Когда я проснулась, у меня все еще болела голова — неприятно и тяжело, как после температуры. Я поморщилась, переворачиваясь на спину. Открывать глаза не хотелось, но пришлось, потому что я проснулась где-то не там, где должна была проснуться. Не дома. Не у сестры. Не в гостях у кого-то из своих знакомых.
И точно не в отделении полиции или больницы, потому что в таких местах вряд ли будут резные деревянные панели на потолке.
Я попыталась сесть, получилось с трудом, потому что спала я на узковатом, каком-то старомодном диванчике, жутко неудобном и явно не приспособленном для того, чтобы на нем спать. Кто-то — не знаю, кто — подложил мне под голову подушку и попытался прикрыть ноги пледом, который теперь почти свалился на пол.
Как мило.
Попытка вспомнить, кто это сделал, как я вообще сюда попала, оборачивалась ничем.
Кеды обнаружились под диваном прямо на паркете, носок к носку, пятка к пятке, куртка и рюкзак — на кресле рядом, таком же вычурно-старомодном как диванчик. Все было сложено аккуратно, с педантизмом почти — точно не я делала. Я бы просто бросила, хорошо, что не на пол, и кеды бы валялись в соседнем углу.
На низком столике рядом стоял канделябр с тремя свечами, и вот это, пожалуй, было страннее всего. Два огонька освещали пространство передо мной, отражаясь в стеклянных дверцах шкафов и бликуя на лакированном дереве, и кроме этих огоньков другого освещения в комнате не было. Даже люстра не свешивалась с потолка.
Третья свеча погасла. Я все еще чувствовала запах дыма, который, возможно, и разбудил меня.
То ли проблемы с электричеством — большие. То ли — с головой у того интерьерного фрика, в гостях у которого я оказалась. Ну кто будет жечь свечи в канделябре, которому место явно в музее? Тяжелом, металлическом, с какими-то цветами и листьями, красота.

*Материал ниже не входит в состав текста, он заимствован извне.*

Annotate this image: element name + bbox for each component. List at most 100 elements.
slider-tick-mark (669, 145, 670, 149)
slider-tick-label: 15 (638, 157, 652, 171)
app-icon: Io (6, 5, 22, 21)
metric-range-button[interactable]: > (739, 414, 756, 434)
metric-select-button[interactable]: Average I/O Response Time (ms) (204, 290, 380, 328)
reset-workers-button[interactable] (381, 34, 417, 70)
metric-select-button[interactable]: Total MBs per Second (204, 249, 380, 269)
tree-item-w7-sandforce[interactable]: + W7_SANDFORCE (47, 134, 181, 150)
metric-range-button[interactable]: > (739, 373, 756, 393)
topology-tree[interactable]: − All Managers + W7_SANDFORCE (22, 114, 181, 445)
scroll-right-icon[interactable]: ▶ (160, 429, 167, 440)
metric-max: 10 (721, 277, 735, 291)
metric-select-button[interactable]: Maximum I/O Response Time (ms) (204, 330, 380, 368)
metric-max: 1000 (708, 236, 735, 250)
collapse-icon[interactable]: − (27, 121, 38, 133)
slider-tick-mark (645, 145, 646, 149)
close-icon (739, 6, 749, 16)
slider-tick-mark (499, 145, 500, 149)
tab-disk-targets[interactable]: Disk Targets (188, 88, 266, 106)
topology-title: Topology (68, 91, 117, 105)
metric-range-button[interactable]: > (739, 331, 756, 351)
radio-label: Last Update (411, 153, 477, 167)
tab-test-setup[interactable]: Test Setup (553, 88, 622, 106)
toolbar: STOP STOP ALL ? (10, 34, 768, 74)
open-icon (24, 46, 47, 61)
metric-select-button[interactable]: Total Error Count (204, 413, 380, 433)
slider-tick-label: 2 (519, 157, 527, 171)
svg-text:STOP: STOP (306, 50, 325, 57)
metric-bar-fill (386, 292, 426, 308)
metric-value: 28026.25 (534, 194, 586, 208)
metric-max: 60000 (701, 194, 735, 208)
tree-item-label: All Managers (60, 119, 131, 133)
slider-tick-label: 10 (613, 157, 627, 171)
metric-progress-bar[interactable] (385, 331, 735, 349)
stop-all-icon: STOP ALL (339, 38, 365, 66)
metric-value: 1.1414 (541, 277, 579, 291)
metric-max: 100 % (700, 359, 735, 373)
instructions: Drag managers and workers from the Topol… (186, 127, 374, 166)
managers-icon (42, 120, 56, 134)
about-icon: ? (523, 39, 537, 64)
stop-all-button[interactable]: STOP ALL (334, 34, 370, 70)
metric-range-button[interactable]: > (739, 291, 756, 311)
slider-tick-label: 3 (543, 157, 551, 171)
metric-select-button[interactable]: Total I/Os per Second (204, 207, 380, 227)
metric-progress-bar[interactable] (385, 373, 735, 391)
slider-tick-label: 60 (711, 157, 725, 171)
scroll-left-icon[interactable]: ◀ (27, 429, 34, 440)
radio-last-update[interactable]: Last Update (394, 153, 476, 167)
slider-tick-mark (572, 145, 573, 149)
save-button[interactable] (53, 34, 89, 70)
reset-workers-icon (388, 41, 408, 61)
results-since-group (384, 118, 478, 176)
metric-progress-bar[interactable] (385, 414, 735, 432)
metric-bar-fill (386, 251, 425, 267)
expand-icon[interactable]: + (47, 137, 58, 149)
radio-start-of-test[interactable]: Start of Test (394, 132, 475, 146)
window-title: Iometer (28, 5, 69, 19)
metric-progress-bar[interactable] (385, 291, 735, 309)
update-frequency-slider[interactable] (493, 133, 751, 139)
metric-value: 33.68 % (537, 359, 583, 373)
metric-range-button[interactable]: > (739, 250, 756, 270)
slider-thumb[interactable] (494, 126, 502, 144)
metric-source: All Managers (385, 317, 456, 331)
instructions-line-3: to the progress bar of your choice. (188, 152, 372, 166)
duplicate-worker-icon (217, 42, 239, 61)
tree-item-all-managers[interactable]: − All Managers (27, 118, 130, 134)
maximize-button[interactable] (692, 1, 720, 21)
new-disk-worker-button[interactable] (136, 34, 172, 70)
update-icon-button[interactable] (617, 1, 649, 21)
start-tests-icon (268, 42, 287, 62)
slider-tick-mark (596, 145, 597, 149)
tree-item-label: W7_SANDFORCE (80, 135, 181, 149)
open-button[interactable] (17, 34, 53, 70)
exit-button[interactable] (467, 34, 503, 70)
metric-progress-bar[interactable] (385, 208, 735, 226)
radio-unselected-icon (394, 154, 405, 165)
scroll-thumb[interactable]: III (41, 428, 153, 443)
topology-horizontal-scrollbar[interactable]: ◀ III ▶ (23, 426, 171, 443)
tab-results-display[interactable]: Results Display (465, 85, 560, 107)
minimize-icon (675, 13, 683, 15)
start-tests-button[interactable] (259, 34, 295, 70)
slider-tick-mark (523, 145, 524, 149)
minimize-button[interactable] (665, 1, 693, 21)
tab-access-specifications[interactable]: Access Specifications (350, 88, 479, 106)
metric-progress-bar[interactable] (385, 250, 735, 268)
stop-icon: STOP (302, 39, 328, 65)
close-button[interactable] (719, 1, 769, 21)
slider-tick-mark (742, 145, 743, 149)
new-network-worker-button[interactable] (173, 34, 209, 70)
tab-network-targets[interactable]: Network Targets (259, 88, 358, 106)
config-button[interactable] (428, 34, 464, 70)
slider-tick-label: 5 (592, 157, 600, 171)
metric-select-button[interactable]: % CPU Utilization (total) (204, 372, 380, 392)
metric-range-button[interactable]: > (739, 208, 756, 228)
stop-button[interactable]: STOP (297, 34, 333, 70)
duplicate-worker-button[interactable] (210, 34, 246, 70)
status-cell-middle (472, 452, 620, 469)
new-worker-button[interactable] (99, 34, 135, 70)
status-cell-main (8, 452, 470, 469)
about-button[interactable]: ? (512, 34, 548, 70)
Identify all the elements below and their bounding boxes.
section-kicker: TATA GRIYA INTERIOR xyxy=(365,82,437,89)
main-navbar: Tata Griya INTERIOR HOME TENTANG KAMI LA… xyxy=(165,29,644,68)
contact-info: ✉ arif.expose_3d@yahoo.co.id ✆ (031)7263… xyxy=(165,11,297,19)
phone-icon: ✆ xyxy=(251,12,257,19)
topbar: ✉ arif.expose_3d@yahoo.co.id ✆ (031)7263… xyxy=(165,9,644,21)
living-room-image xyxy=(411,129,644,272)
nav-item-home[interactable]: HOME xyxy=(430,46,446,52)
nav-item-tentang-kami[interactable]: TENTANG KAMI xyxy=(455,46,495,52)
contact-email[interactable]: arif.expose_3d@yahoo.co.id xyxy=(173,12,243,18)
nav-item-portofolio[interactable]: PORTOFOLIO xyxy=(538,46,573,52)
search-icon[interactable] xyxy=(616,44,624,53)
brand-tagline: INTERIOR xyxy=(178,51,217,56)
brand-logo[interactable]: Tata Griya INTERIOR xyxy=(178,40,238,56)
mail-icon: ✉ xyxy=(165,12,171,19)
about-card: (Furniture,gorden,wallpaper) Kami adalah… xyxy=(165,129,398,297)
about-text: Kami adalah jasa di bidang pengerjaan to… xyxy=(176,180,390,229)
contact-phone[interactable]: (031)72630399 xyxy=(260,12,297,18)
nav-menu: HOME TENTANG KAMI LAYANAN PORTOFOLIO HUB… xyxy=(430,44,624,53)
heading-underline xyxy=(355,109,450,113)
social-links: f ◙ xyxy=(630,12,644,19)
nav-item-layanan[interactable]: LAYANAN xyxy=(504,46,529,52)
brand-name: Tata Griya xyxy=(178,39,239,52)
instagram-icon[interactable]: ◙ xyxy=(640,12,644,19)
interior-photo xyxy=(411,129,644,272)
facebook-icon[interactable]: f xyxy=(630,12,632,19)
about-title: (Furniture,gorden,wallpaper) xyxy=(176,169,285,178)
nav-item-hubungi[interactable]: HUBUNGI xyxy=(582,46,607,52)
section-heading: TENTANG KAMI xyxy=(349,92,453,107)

То, что эта штука была тяжелой, я проверила опытным путем — просто взяла канделябр с собой. Обе пары двустворчатых дверей, ведущих в комнату — или из нее, кому как нравится, были закрыты. Я не знала, что пряталось за ними, и торопливо искать в темноте выключатели не планировала. Я ступала осторожно, боясь произвести лишний шум, словно на любой слишком громкий звук откуда-нибудь обязательно появится строгий дворецкий и шикнет на меня, непонятно как оказавшуюся посреди этой странной почти роскоши. Сил и времени рассматривать все у меня не было, но я замечала то узор на обоях, то отблеск хрусталя в шкафу, то фигурку на полке над камином.
Камин.
Судя по всему — работающий.
Не то чтобы жуткая редкость, но ни у кого из моих знакомых не было исправного камина.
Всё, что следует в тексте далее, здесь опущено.